Rapid Wien startete am Mittwoch mit sechs Neuzugängen ins Training.
Rapid Wien startete am Mittwoch mit sechs Neuzugängen ins Training. ©APA
Mit breiter Brust und voller Elan startete der SK Rapid Wien am Mittwoch in die Vorbereitung auf die neue Bundesliga-Saison. Einen Tag nach der Präsentation der neuen Heimstätte versammelte Trainer Zoran Barisic seine Mannschaft auf dem Trainingsplatz des Ernst Happel Stadions, das in den kommenden zwei Jahren als Ausweichstadion fungieren wird.
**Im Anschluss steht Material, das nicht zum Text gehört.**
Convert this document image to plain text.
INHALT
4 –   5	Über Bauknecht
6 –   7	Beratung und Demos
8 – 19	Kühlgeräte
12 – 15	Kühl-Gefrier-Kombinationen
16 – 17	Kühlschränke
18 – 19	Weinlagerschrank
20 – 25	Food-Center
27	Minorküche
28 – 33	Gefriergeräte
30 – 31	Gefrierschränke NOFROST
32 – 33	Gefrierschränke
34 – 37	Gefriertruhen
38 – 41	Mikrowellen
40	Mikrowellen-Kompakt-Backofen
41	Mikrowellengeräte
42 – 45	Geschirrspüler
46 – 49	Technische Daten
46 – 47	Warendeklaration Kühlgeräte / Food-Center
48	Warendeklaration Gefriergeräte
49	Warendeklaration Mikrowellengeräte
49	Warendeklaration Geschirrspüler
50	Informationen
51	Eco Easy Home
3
Auf dem Platz standen auch zahlreiche Neulinge.

Neben Philipp Schobesberger, Stefan Stangl, Stefan Schwab, Andreas Kuen und dem erst kürzlich verpflichteten Srdjan Grahovac stand auch der von den Amateuren aufgerückte Torhüter Tobias Knoflach auf dem Platz. Dennoch scheint das Transferprogramm der Grün-Weißen nocht nicht abgeschlossen. Nach dem Abgang von Gudio Burgstaller (Cardiff) und Marcel Sabitzer (Leipzig bzw. Salzburg) wird man einen neuen Flügelspieler brauchen. “Wir werden sehen, was wirtschaftlich noch möglich ist, ob es noch eine Überraschung gibt. Wenn es passiert, dann wird es passieren. Wenn nicht, dann nicht”, hielt sich Barisic verdeckt.

Neue Gesichter bei Rapid

Rapid scheint sich in den kommenden Jahren neu zu formieren. Beim Trainingsauftakt standen gleich sechs Neulinge auf dem Rasen. “Hinter jedem Neuzugang steckt eine Idee dahinter”, meinte der Rapid-Coach, der vor allem in der Mittelfeldzentrale die Qual der Wahl haben wird. Mit dem von der Admira geholten Schwab stieß ein in der Bundesliga bereits überzeugender Akteur zum Europa-League-Starter. Dazu kommt der bosnische U21-Teamspieler Grahovac, dem ein guter Ruf vorauseilt. Der Samstag von Banja Luka verpflichtete 21-Jährige absolvierte Mittwoch seine erste Einheit, er bekommt nun vorerst aber einmal zehn Tage Urlaub. Mit dabei waren beim Auftakt alle Akteure, einzig U21-Teamstürmer Dominik Starkl absolvierte nach seinem Innenbandeinriss im Knie eine individuelle Einheit.

Schwab als Hoffnungsträger

Mittelfeldakteur Stefan Schwab zeigte sich vom Startschuss bei seinem neuen Team angetan. “Ich glaube, dass man hier relativ schnell integriert ist”, meinte der 23-Jährige. Der angeblich auch von der Austria umworbene Salzburger fasste die durch die Stadionpläne neu entfachte Aufbruchstimmung im Verein treffend zusammen: “Die Infrastruktur wird aufgebaut, die sportlichen Ziele sind hoch. Da will ich meinen Teil dazu beitragen.”